Video and audio from the huge BBC news archive from 1950 onwards, made available through RealPlayer, with plenty of textual support. The entire database can be searched by month and day and by theme and there is also a section devoted to witness accounts.
LUX focuses on visual arts-based moving image work, a definition which includes experimental film, video art, installation art, performance art, personal documentary, essay films and animation. The organisation’s main activities are distribution, exhibition, publishing, commissioning, research, and professional development support, and the newly designed website neatly reflects all these activities. Of particular note is the easily searchable collection of 4500 films and videos by approximately 1500 artists, which evolved from the holdings of the now-defunct London Filmmakers Co-operative, London Video Arts and The Lux Centre. These works are available for hire or sale (via the online shop), some may be viewed online in their entirety (Video section) and some are included in online themed exhibitions (listed in the ‘What’s On’ section which also includes detailed information on LUX projects and events, and a calendar listing of upcoming events across London involving artists’ moving image). The site also features a blog and downloadable podcasts and vodcasts of interviews with artists, documentation of LUX events and specially commissioned content.

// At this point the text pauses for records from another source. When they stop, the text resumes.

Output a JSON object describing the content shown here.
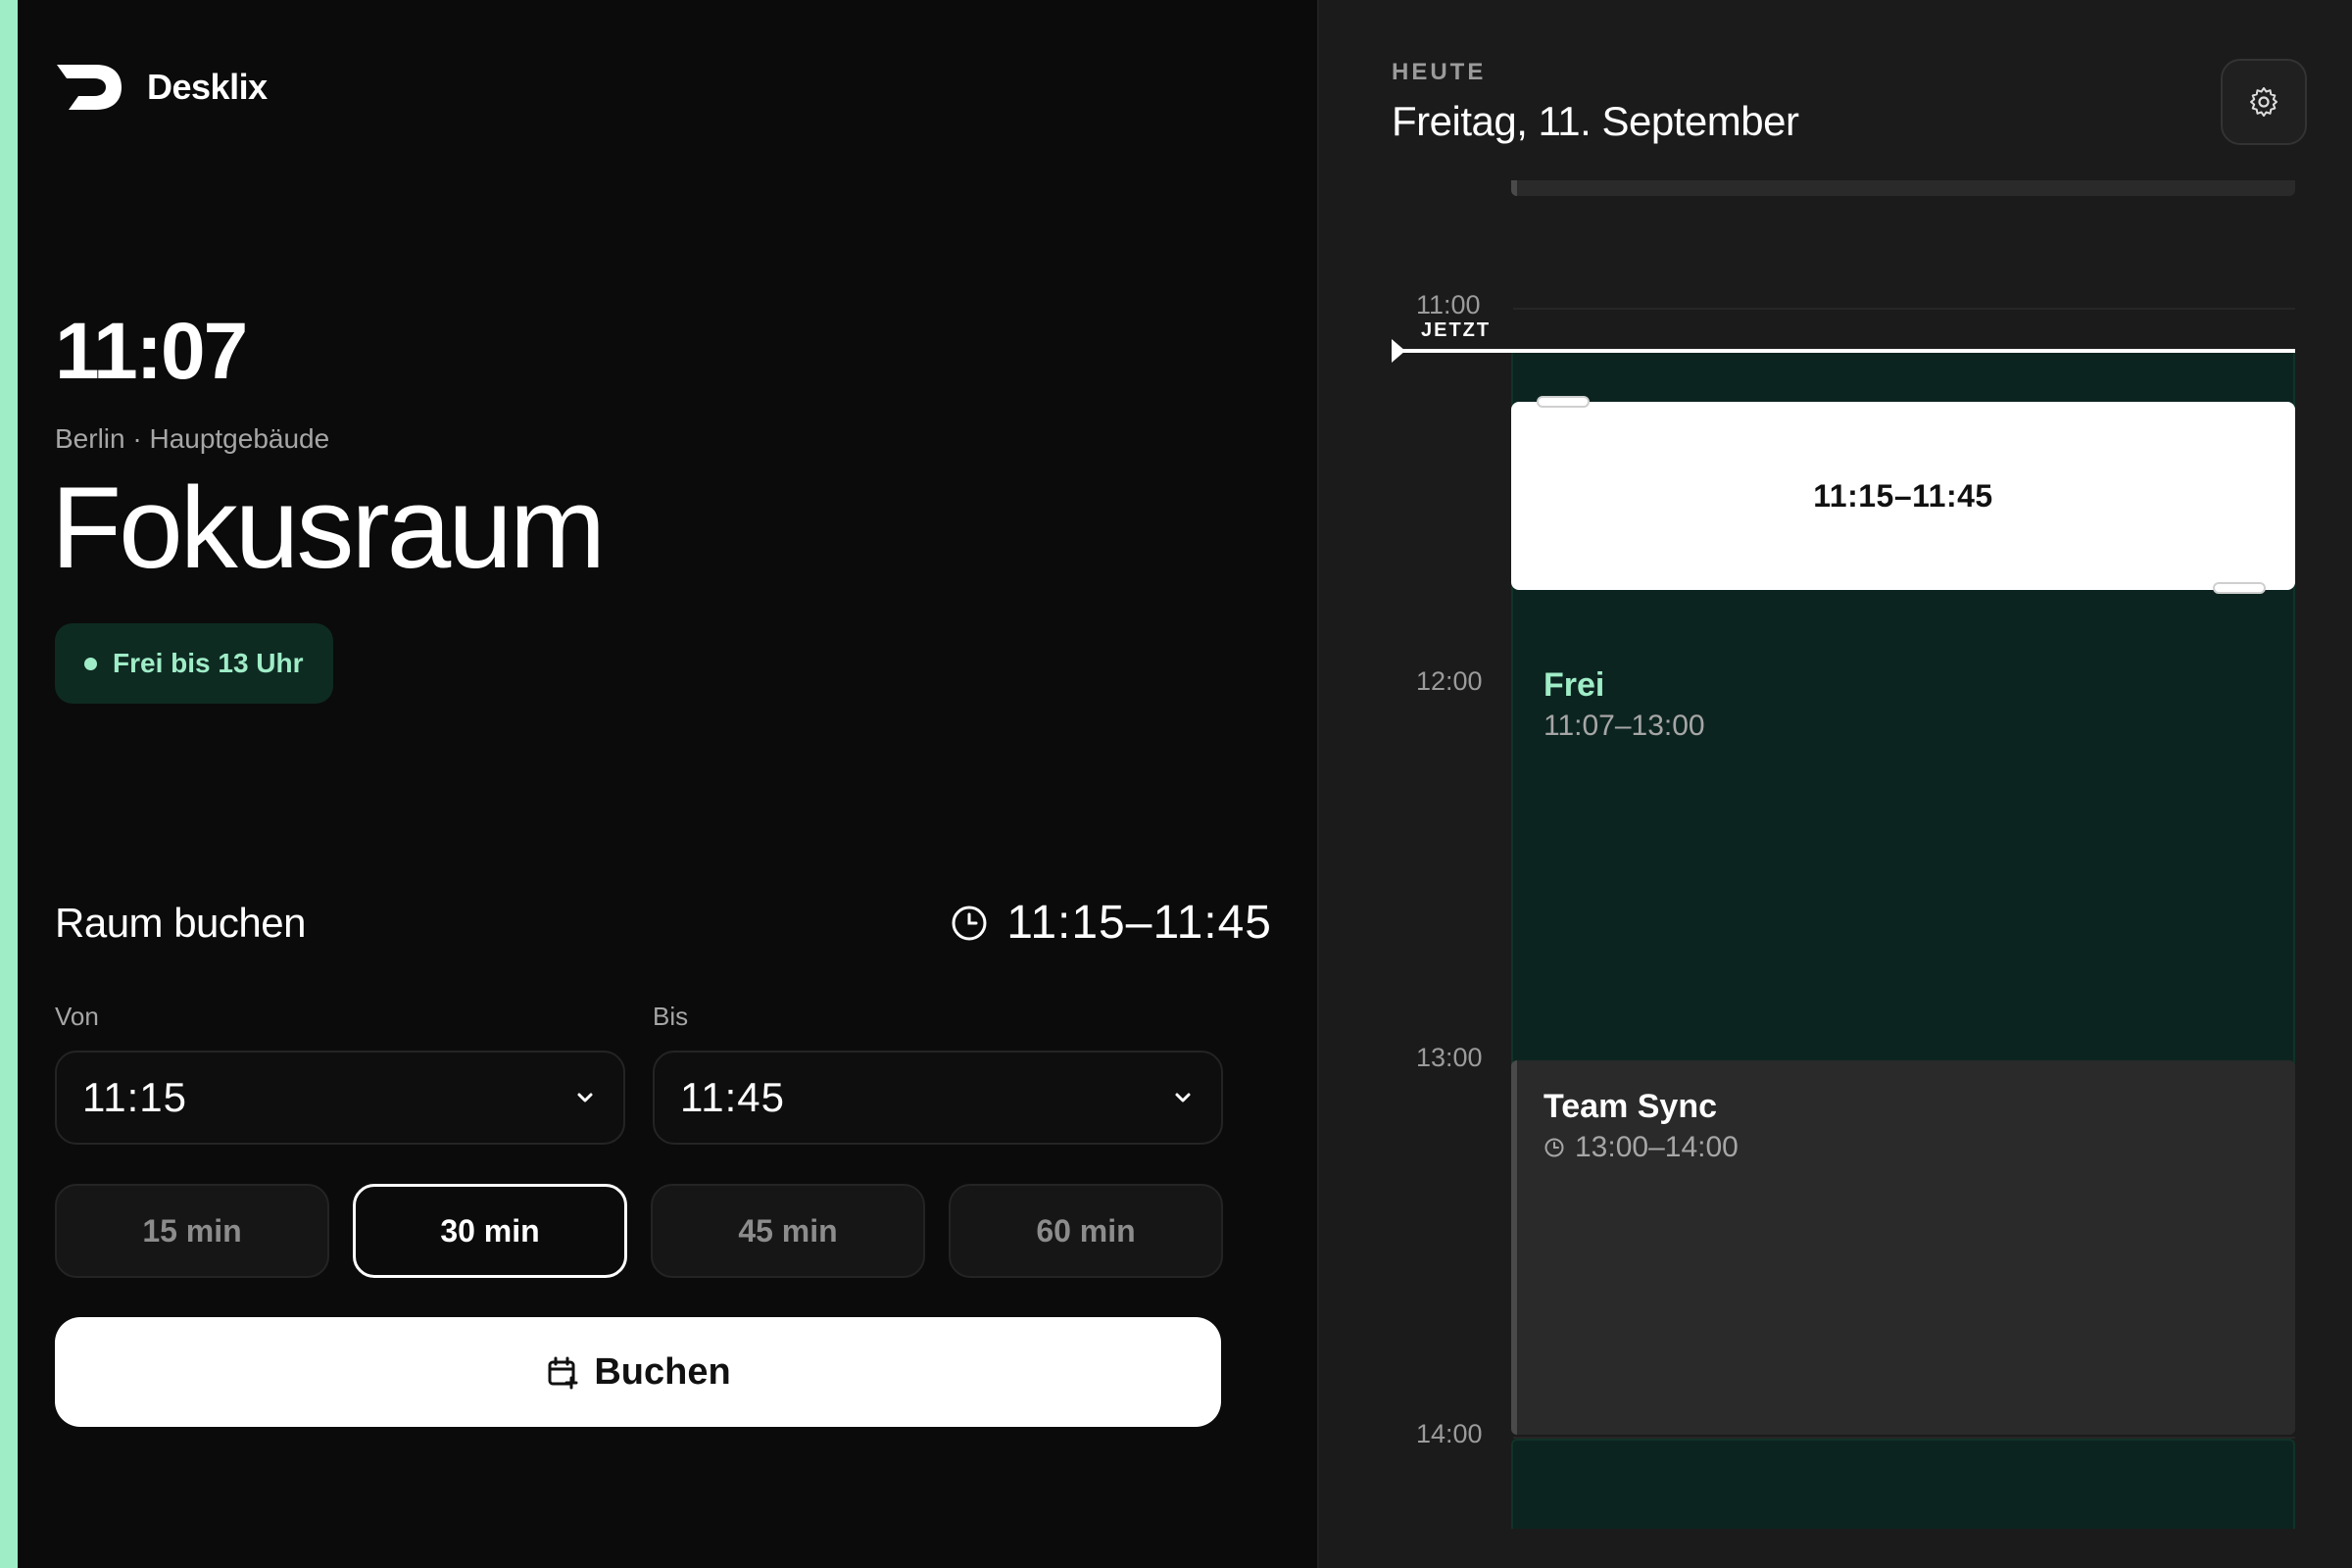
{
  "brand": {
    "name": "Desklix"
  },
  "colors": {
    "accent": "#9fedc7",
    "free_bg": "#0c2420",
    "busy_bg": "#2a2a2a",
    "background": "#0b0b0b",
    "panel": "#1b1b1b"
  },
  "room": {
    "time": "11:07",
    "location": "Berlin · Hauptgebäude",
    "name": "Fokusraum",
    "status": "Frei bis 13 Uhr"
  },
  "booking": {
    "title": "Raum buchen",
    "summary": "11:15–11:45",
    "from_label": "Von",
    "from_value": "11:15",
    "to_label": "Bis",
    "to_value": "11:45",
    "durations": [
      "15 min",
      "30 min",
      "45 min",
      "60 min"
    ],
    "selected_duration": "30 min",
    "button_label": "Buchen"
  },
  "calendar": {
    "today_label": "HEUTE",
    "date": "Freitag, 11. September",
    "hours": [
      "11:00",
      "12:00",
      "13:00",
      "14:00"
    ],
    "now_label": "JETZT",
    "selection_label": "11:15–11:45",
    "free_title": "Frei",
    "free_time": "11:07–13:00",
    "event_title": "Team Sync",
    "event_time": "13:00–14:00"
  }
}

The WGBH Media Archives and Preservation Center presents bulletins from WGBH’s in-depth nightly news program, >The Ten O’Clock News. The material covers the years from 1974 to 1991 and can be searched by keyword, name, location and chronologically and are between 30 and 200 seconds in length and require QuickTime. From a design perspective, the site is not particularly attractive and somewhat spartan, but the materials held are often fascinating, with emphasis on serious political issues such as desegregation in schools, AIDS and affordable housing.